On 02/01/2011 19:24, Ralf Kleineisel wrote:
On 01/02/2011 05:42 PM, Robert Elsenaar wrote:

This was a expected answer. I frequently try to discover the reason OSM
mappers accepting this anarchistic rule of NOT having tagging rules at all.
What are the advantages for this?
I prefer this over being told what I may map and what not.
Does that not depend on whether you are working for yourself, or as a part of a cooperative project? Do you not care whether others can use what you store? If you are simply working for yourself, please use your own database. If you are happy to share with millions of others, please acknowledge that there must be a certain level of governance to stop OSM resembling a landfill site.

Nobody limits *what* you map, but if you map things which have a broader significance than your personal hobby, then there may be rules/conventions/guidelines on *how* these features are represented within OSM. And if such governance does not yet exist, it should be created.

Currently there is little governance within OSM. This situation cannot persist much longer or the whole project will implode.
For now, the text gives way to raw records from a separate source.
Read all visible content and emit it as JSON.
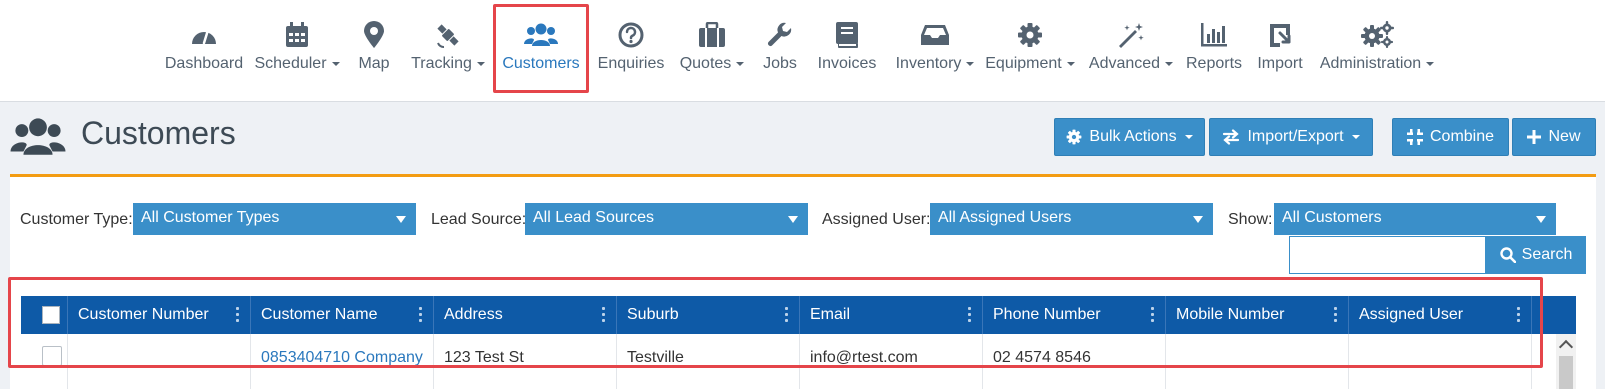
{
  "nav": {
    "items": [
      {
        "label": "Dashboard",
        "icon": "gauge-icon"
      },
      {
        "label": "Scheduler",
        "icon": "calendar-icon",
        "dropdown": true
      },
      {
        "label": "Map",
        "icon": "map-pin-icon"
      },
      {
        "label": "Tracking",
        "icon": "satellite-icon",
        "dropdown": true
      },
      {
        "label": "Customers",
        "icon": "users-icon",
        "active": true
      },
      {
        "label": "Enquiries",
        "icon": "question-circle-icon"
      },
      {
        "label": "Quotes",
        "icon": "briefcase-icon",
        "dropdown": true
      },
      {
        "label": "Jobs",
        "icon": "wrench-icon"
      },
      {
        "label": "Invoices",
        "icon": "book-icon"
      },
      {
        "label": "Inventory",
        "icon": "inbox-icon",
        "dropdown": true
      },
      {
        "label": "Equipment",
        "icon": "cog-icon",
        "dropdown": true
      },
      {
        "label": "Advanced",
        "icon": "magic-wand-icon",
        "dropdown": true
      },
      {
        "label": "Reports",
        "icon": "bar-chart-icon"
      },
      {
        "label": "Import",
        "icon": "import-icon"
      },
      {
        "label": "Administration",
        "icon": "cogs-icon",
        "dropdown": true
      }
    ]
  },
  "page": {
    "title": "Customers",
    "buttons": {
      "bulk_actions": "Bulk Actions",
      "import_export": "Import/Export",
      "combine": "Combine",
      "new": "New"
    }
  },
  "filters": {
    "customer_type": {
      "label": "Customer Type:",
      "value": "All Customer Types"
    },
    "lead_source": {
      "label": "Lead Source:",
      "value": "All Lead Sources"
    },
    "assigned_user": {
      "label": "Assigned User:",
      "value": "All Assigned Users"
    },
    "show": {
      "label": "Show:",
      "value": "All Customers"
    },
    "search_value": "",
    "search_label": "Search"
  },
  "grid": {
    "columns": [
      "Customer Number",
      "Customer Name",
      "Address",
      "Suburb",
      "Email",
      "Phone Number",
      "Mobile Number",
      "Assigned User"
    ],
    "rows": [
      {
        "customer_number": "",
        "customer_name": "0853404710 Company",
        "address": "123 Test St",
        "suburb": "Testville",
        "email": "info@rtest.com",
        "phone_number": "02 4574 8546",
        "mobile_number": "",
        "assigned_user": ""
      }
    ]
  },
  "colors": {
    "accent": "#3a8fc9",
    "grid_header": "#0e5aa7",
    "highlight": "#e5454a",
    "active_nav": "#2a78bd",
    "panel_top": "#f39c12"
  }
}
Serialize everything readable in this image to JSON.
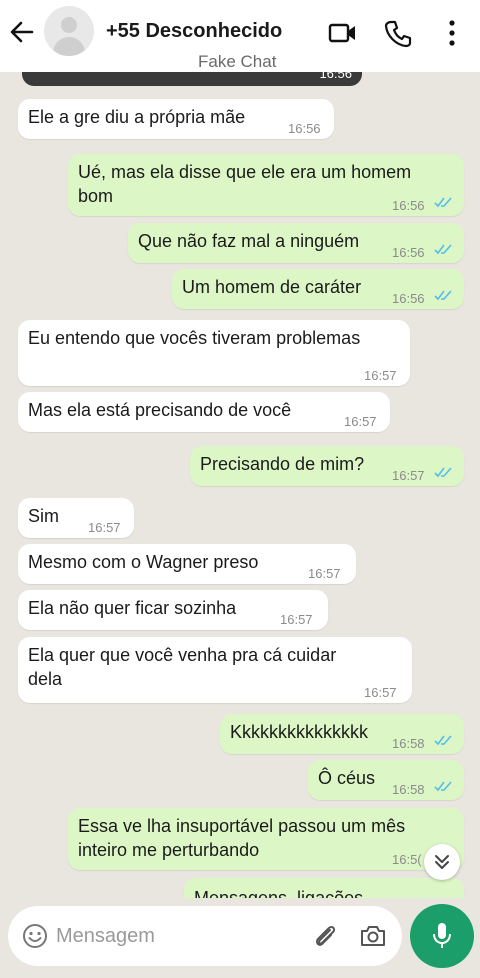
{
  "header": {
    "title": "+55 Desconhecido",
    "subtitle": "Fake Chat",
    "icons": [
      "back-arrow-icon",
      "video-call-icon",
      "phone-icon",
      "more-options-icon"
    ]
  },
  "chat": {
    "image_time": "16:56",
    "messages": [
      {
        "dir": "in",
        "lines": [
          "Ele a gre diu a própria mãe"
        ],
        "time": "16:56"
      },
      {
        "dir": "out",
        "lines": [
          "Ué, mas ela disse que ele era um homem",
          "bom"
        ],
        "time": "16:56"
      },
      {
        "dir": "out",
        "lines": [
          "Que não faz mal a ninguém"
        ],
        "time": "16:56"
      },
      {
        "dir": "out",
        "lines": [
          "Um homem de caráter"
        ],
        "time": "16:56"
      },
      {
        "dir": "in",
        "lines": [
          "Eu entendo que vocês tiveram problemas"
        ],
        "time": "16:57"
      },
      {
        "dir": "in",
        "lines": [
          "Mas ela está precisando de você"
        ],
        "time": "16:57"
      },
      {
        "dir": "out",
        "lines": [
          "Precisando de mim?"
        ],
        "time": "16:57"
      },
      {
        "dir": "in",
        "lines": [
          "Sim"
        ],
        "time": "16:57"
      },
      {
        "dir": "in",
        "lines": [
          "Mesmo com o Wagner preso"
        ],
        "time": "16:57"
      },
      {
        "dir": "in",
        "lines": [
          "Ela não quer ficar sozinha"
        ],
        "time": "16:57"
      },
      {
        "dir": "in",
        "lines": [
          "Ela quer que você venha pra cá cuidar",
          "dela"
        ],
        "time": "16:57"
      },
      {
        "dir": "out",
        "lines": [
          "Kkkkkkkkkkkkkkk"
        ],
        "time": "16:58"
      },
      {
        "dir": "out",
        "lines": [
          "Ô céus"
        ],
        "time": "16:58"
      },
      {
        "dir": "out",
        "lines": [
          "Essa ve lha insuportável passou um mês",
          "inteiro me perturbando"
        ],
        "time": "16:5("
      },
      {
        "dir": "out",
        "lines": [
          "Mensagens, ligações..."
        ],
        "time": ""
      }
    ]
  },
  "composer": {
    "placeholder": "Mensagem",
    "icons": [
      "emoji-icon",
      "attach-icon",
      "camera-icon",
      "mic-icon"
    ]
  },
  "colors": {
    "header_bg": "#ffffff",
    "chat_bg": "#e9e6df",
    "incoming_bubble": "#ffffff",
    "outgoing_bubble": "#dcf7c5",
    "read_ticks": "#53bdeb",
    "mic_button": "#1b9e6a"
  }
}
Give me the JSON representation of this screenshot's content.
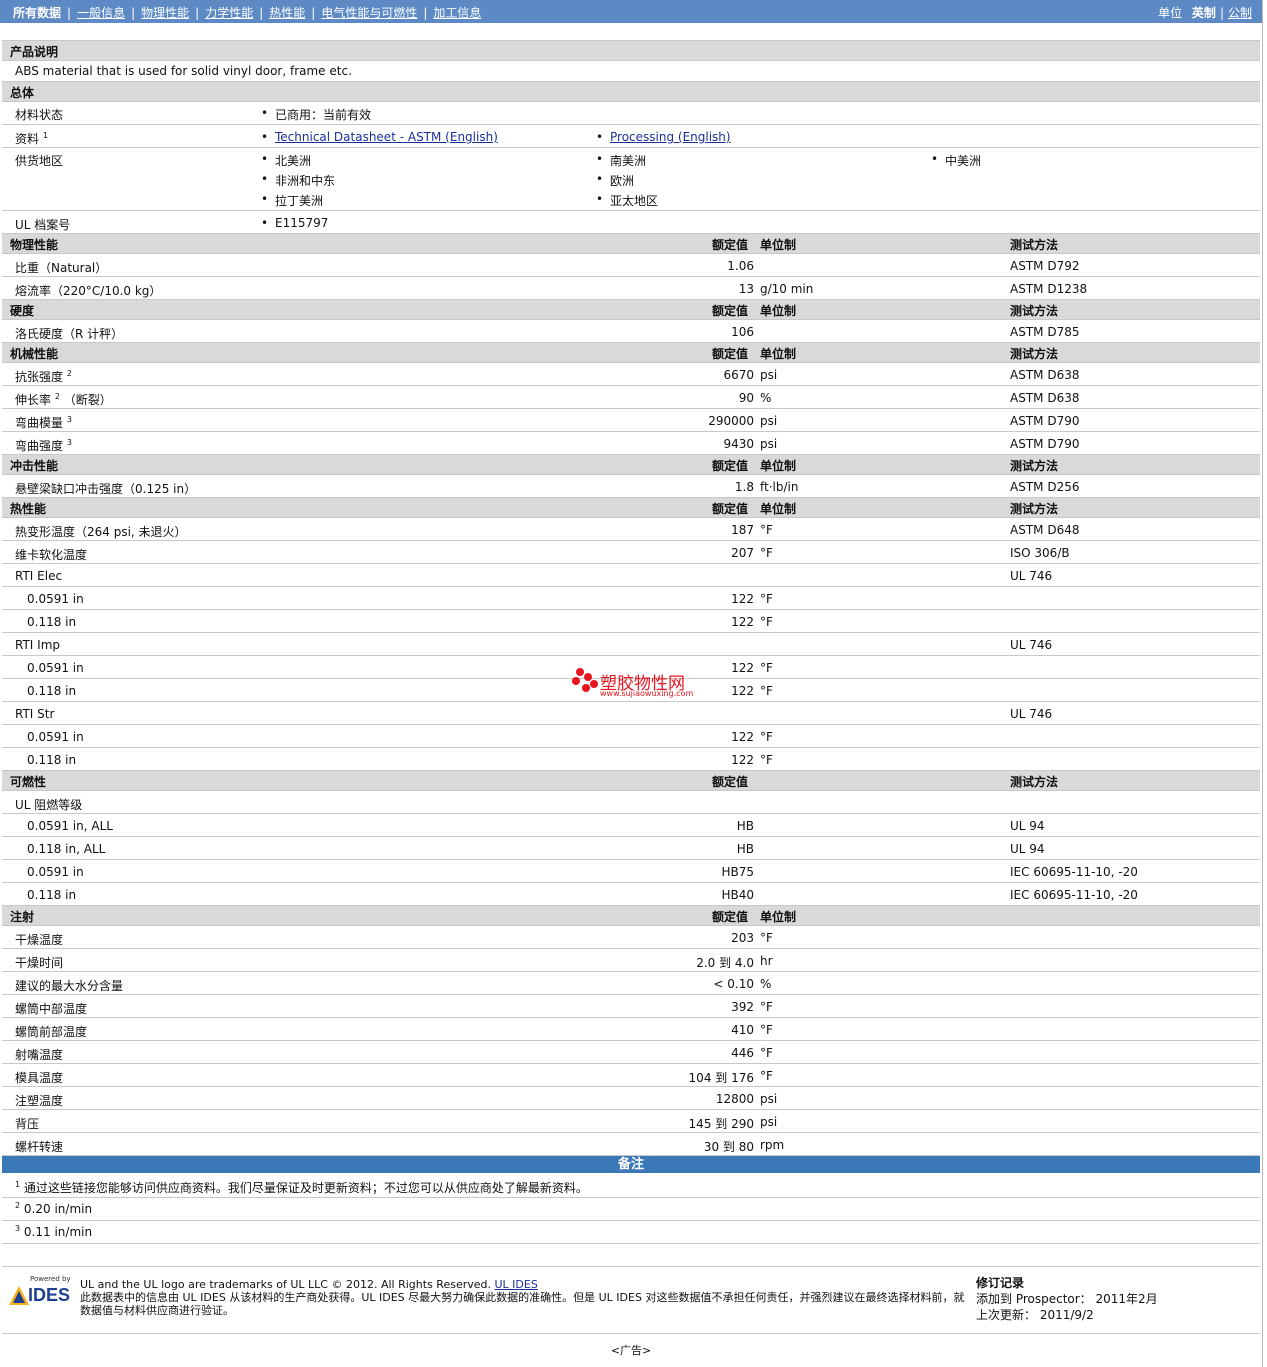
{
  "nav": {
    "items": [
      "所有数据",
      "一般信息",
      "物理性能",
      "力学性能",
      "热性能",
      "电气性能与可燃性",
      "加工信息"
    ],
    "unit_label": "单位",
    "unit_imperial": "英制",
    "unit_metric": "公制"
  },
  "product": {
    "title": "产品说明",
    "desc": "ABS material that is used for solid vinyl door, frame etc."
  },
  "general": {
    "title": "总体",
    "status_label": "材料状态",
    "status_value": "已商用：当前有效",
    "docs_label": "资料",
    "docs_sup": "1",
    "doc1": "Technical Datasheet - ASTM (English)",
    "doc2": "Processing (English)",
    "supply_label": "供货地区",
    "regions": [
      "北美洲",
      "南美洲",
      "中美洲",
      "非洲和中东",
      "欧洲",
      "拉丁美洲",
      "亚太地区"
    ],
    "ul_label": "UL 档案号",
    "ul_value": "E115797"
  },
  "col_headers": {
    "nominal": "额定值",
    "unit": "单位制",
    "test": "测试方法"
  },
  "sections": {
    "physical": {
      "title": "物理性能",
      "rows": [
        {
          "label": "比重（Natural）",
          "sup": "",
          "val": "1.06",
          "unit": "",
          "test": "ASTM D792"
        },
        {
          "label": "熔流率（220°C/10.0 kg）",
          "sup": "",
          "val": "13",
          "unit": "g/10 min",
          "test": "ASTM D1238"
        }
      ]
    },
    "hardness": {
      "title": "硬度",
      "rows": [
        {
          "label": "洛氏硬度（R 计秤）",
          "sup": "",
          "val": "106",
          "unit": "",
          "test": "ASTM D785"
        }
      ]
    },
    "mechanical": {
      "title": "机械性能",
      "rows": [
        {
          "label": "抗张强度",
          "sup": "2",
          "val": "6670",
          "unit": "psi",
          "test": "ASTM D638"
        },
        {
          "label": "伸长率",
          "sup": "2",
          "tail": "（断裂）",
          "val": "90",
          "unit": "%",
          "test": "ASTM D638"
        },
        {
          "label": "弯曲模量",
          "sup": "3",
          "val": "290000",
          "unit": "psi",
          "test": "ASTM D790"
        },
        {
          "label": "弯曲强度",
          "sup": "3",
          "val": "9430",
          "unit": "psi",
          "test": "ASTM D790"
        }
      ]
    },
    "impact": {
      "title": "冲击性能",
      "rows": [
        {
          "label": "悬壁梁缺口冲击强度（0.125 in）",
          "sup": "",
          "val": "1.8",
          "unit": "ft·lb/in",
          "test": "ASTM D256"
        }
      ]
    },
    "thermal": {
      "title": "热性能",
      "rows": [
        {
          "label": "热变形温度（264 psi, 未退火）",
          "val": "187",
          "unit": "°F",
          "test": "ASTM D648"
        },
        {
          "label": "维卡软化温度",
          "val": "207",
          "unit": "°F",
          "test": "ISO 306/B"
        },
        {
          "label": "RTI Elec",
          "val": "",
          "unit": "",
          "test": "UL 746"
        },
        {
          "label": "0.0591 in",
          "sub": true,
          "val": "122",
          "unit": "°F",
          "test": ""
        },
        {
          "label": "0.118 in",
          "sub": true,
          "val": "122",
          "unit": "°F",
          "test": ""
        },
        {
          "label": "RTI Imp",
          "val": "",
          "unit": "",
          "test": "UL 746"
        },
        {
          "label": "0.0591 in",
          "sub": true,
          "val": "122",
          "unit": "°F",
          "test": ""
        },
        {
          "label": "0.118 in",
          "sub": true,
          "val": "122",
          "unit": "°F",
          "test": ""
        },
        {
          "label": "RTI Str",
          "val": "",
          "unit": "",
          "test": "UL 746"
        },
        {
          "label": "0.0591 in",
          "sub": true,
          "val": "122",
          "unit": "°F",
          "test": ""
        },
        {
          "label": "0.118 in",
          "sub": true,
          "val": "122",
          "unit": "°F",
          "test": ""
        }
      ]
    },
    "flammability": {
      "title": "可燃性",
      "rows": [
        {
          "label": "UL 阻燃等级",
          "val": "",
          "unit": "",
          "test": ""
        },
        {
          "label": "0.0591 in, ALL",
          "sub": true,
          "val": "HB",
          "unit": "",
          "test": "UL 94"
        },
        {
          "label": "0.118 in, ALL",
          "sub": true,
          "val": "HB",
          "unit": "",
          "test": "UL 94"
        },
        {
          "label": "0.0591 in",
          "sub": true,
          "val": "HB75",
          "unit": "",
          "test": "IEC 60695-11-10, -20"
        },
        {
          "label": "0.118 in",
          "sub": true,
          "val": "HB40",
          "unit": "",
          "test": "IEC 60695-11-10, -20"
        }
      ]
    },
    "injection": {
      "title": "注射",
      "rows": [
        {
          "label": "干燥温度",
          "val": "203",
          "unit": "°F"
        },
        {
          "label": "干燥时间",
          "val": "2.0 到  4.0",
          "unit": "hr"
        },
        {
          "label": "建议的最大水分含量",
          "val": "< 0.10",
          "unit": "%"
        },
        {
          "label": "螺筒中部温度",
          "val": "392",
          "unit": "°F"
        },
        {
          "label": "螺筒前部温度",
          "val": "410",
          "unit": "°F"
        },
        {
          "label": "射嘴温度",
          "val": "446",
          "unit": "°F"
        },
        {
          "label": "模具温度",
          "val": "104 到  176",
          "unit": "°F"
        },
        {
          "label": "注塑温度",
          "val": "12800",
          "unit": "psi"
        },
        {
          "label": "背压",
          "val": "145 到  290",
          "unit": "psi"
        },
        {
          "label": "螺杆转速",
          "val": "30 到  80",
          "unit": "rpm"
        }
      ]
    }
  },
  "notes": {
    "title": "备注",
    "items": [
      {
        "sup": "1",
        "text": "通过这些链接您能够访问供应商资料。我们尽量保证及时更新资料；不过您可以从供应商处了解最新资料。"
      },
      {
        "sup": "2",
        "text": "0.20 in/min"
      },
      {
        "sup": "3",
        "text": "0.11 in/min"
      }
    ]
  },
  "footer": {
    "powered": "Powered by",
    "logo": "IDES",
    "line1": "UL and the UL logo are trademarks of UL LLC © 2012. All Rights Reserved.",
    "line1_link": "UL IDES",
    "line2": "此数据表中的信息由  UL IDES 从该材料的生产商处获得。UL IDES 尽最大努力确保此数据的准确性。但是  UL IDES 对这些数据值不承担任何责任，并强烈建议在最终选择材料前，就数据值与材料供应商进行验证。",
    "rev_title": "修订记录",
    "rev_added": "添加到  Prospector：  2011年2月",
    "rev_updated": "上次更新：  2011/9/2"
  },
  "ad": "<广告>",
  "watermark": {
    "name": "塑胶物性网",
    "url": "www.sujiaowuxing.com"
  }
}
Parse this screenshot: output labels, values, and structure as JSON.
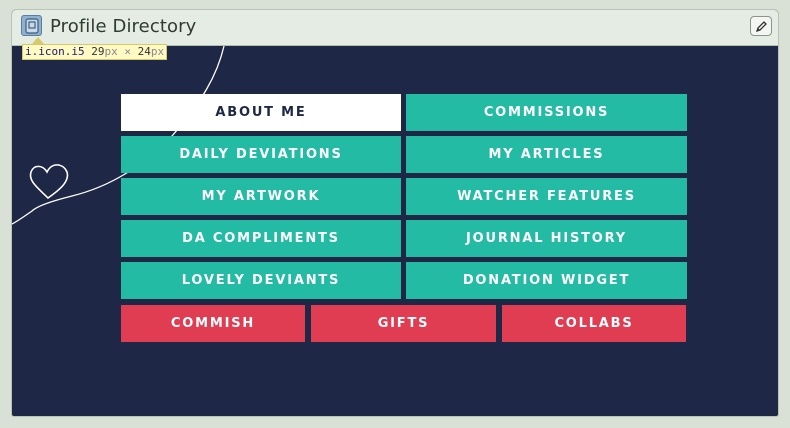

Anarchy will produce "WOM" - Write Only Memory - whereby everybody adds their own little bit of information using their own ontology, resulting in minimal data quality. Mappers can do what they like, and users of the data (in decreasing numbers?) do their best to make something useful out of the ratatouille. The size of the main database will be much larger than would be needed with stricter data modelling, resulting in sub-optimal performance, which once again will tend to frighten people away. So let's just accept that some degree of restriction is 1000% inevitable.